Jeff Myers’ admonition for applying critical thinking to political dialogue is very worthy of praise and support. It would not fix everything in our political system, but it is an essential part of the solution. It also could help take the temperature down a notch in social media.
Though, I had a hard time following his examples. By “framing”, for starters, rhetoric experts more commonly mean the strategic use of metaphors and stereotypes, rather than suppression of evidence. For example: speaking of immigrants in terms of an infestation (biological metaphor) or an invasion (military metaphor).
The first example Myers offers is the way that liberals say “those who have more than their fair share have to give it back.” The metaphor here is thievery: that is, those who have more must have stolen it from other people. We should rightly be skeptical of anyone who makes this argument.
He also accidentally demonstrates his own version of framing when he casually mentions the Soviet Union, Cuba, and Venezuela in the context of young people’s positive responses to the word “socialism.” By this framing, he craftily hides from view the successful countries who have more expansive welfare states than ours. (Just like a movie director shows some stuff and hides some stuff.)
His second example is very muddled. Myers’ claim seems to be: liberals believe that anyone who claims the right to the free exercise of religion is a bigot. Hmm. He doesn’t tell us what their argument is. But he asserts that the “exercise of religion” means the right to influence others. Okay, but… is there anyone saying religious folks don’t have the right to influence others? I don’t get it. Maybe it has something to do with the right to refuse service to gay shoppers, or to put manger scenes on public property…I just can’t even guess.

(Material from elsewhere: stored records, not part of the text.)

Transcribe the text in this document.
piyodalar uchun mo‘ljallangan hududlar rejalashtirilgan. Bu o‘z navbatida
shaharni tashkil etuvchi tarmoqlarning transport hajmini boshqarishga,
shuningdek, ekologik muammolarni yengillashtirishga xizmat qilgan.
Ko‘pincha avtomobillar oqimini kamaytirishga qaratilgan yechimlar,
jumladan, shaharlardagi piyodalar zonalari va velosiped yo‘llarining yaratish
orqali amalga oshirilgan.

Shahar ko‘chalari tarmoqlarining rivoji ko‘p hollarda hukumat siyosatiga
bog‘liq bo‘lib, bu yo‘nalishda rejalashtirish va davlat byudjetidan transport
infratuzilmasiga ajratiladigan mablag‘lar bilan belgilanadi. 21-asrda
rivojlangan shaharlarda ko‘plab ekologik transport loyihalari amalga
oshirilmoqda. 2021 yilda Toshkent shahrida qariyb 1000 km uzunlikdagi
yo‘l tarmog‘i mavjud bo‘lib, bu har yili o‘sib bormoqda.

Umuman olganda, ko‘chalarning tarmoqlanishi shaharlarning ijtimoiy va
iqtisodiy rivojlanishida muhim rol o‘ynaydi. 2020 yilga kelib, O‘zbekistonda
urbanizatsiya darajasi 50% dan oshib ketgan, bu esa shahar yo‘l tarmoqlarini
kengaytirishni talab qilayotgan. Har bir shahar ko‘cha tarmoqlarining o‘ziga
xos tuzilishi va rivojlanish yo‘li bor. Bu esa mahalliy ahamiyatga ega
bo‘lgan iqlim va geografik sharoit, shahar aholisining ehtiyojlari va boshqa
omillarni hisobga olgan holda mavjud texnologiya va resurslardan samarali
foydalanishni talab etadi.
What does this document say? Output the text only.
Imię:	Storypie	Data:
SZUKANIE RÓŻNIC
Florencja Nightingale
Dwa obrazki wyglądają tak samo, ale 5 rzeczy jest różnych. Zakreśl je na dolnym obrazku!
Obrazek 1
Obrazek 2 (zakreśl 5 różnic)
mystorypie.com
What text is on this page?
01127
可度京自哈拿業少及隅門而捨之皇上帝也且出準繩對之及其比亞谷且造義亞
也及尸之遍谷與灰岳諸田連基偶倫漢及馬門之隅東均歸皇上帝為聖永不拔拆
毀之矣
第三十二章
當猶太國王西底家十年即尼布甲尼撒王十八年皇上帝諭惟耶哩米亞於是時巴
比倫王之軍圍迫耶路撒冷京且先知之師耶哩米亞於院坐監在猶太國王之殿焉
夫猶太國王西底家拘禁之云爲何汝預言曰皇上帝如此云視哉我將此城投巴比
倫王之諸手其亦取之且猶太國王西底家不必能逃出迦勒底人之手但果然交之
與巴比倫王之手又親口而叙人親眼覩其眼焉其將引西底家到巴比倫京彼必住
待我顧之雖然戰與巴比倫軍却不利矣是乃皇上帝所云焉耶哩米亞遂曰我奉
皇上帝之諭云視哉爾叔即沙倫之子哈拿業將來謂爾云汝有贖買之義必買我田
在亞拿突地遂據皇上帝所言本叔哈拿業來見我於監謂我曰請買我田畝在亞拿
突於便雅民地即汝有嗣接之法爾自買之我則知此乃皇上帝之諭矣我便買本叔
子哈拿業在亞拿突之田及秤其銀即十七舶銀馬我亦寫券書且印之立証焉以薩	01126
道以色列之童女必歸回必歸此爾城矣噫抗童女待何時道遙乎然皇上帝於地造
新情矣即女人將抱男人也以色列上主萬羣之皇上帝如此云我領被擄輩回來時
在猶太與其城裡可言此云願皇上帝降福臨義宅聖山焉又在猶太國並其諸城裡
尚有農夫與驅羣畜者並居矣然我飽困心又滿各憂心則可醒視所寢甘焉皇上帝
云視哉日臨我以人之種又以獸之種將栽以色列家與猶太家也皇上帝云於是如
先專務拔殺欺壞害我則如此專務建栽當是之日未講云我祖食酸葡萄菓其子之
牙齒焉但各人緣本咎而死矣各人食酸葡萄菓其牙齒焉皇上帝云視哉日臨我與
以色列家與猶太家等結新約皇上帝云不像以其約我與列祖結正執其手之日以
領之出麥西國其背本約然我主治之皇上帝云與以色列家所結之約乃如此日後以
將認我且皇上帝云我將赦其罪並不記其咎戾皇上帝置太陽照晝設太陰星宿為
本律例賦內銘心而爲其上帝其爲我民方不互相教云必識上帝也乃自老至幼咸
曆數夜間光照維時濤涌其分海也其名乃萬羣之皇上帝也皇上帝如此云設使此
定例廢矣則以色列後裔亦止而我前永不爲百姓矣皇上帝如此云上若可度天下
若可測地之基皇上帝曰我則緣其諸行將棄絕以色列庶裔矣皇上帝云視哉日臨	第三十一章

The third as well. Myers seems to assume that hate speech is defined purely arbitrarily by campus liberals. I’m not sure that is true, but, that aside… I can’t figure out what the supposed “framing” is here. These liberals are being very explicit about what they think; they aren’t trying to fool anyone with appealing rhetoric, they just think there is a very wide range of statements that meet the definition of hate speech. None of us has to agree with their judgments about any particular statement. Where is the devious framing?
Abortion, actually, is definitely the best example of framing that Myers cites. “Pro-choicers” frame it in terms of freedom (“you want to tell women that they have no choice?”), while “pro-lifers” frame it in terms of murder (“you want to kill babies?”) Neither framing paints a fair or nuanced picture, and neither promotes healthy dialogue. Myers is right to raise our consciousness about framing.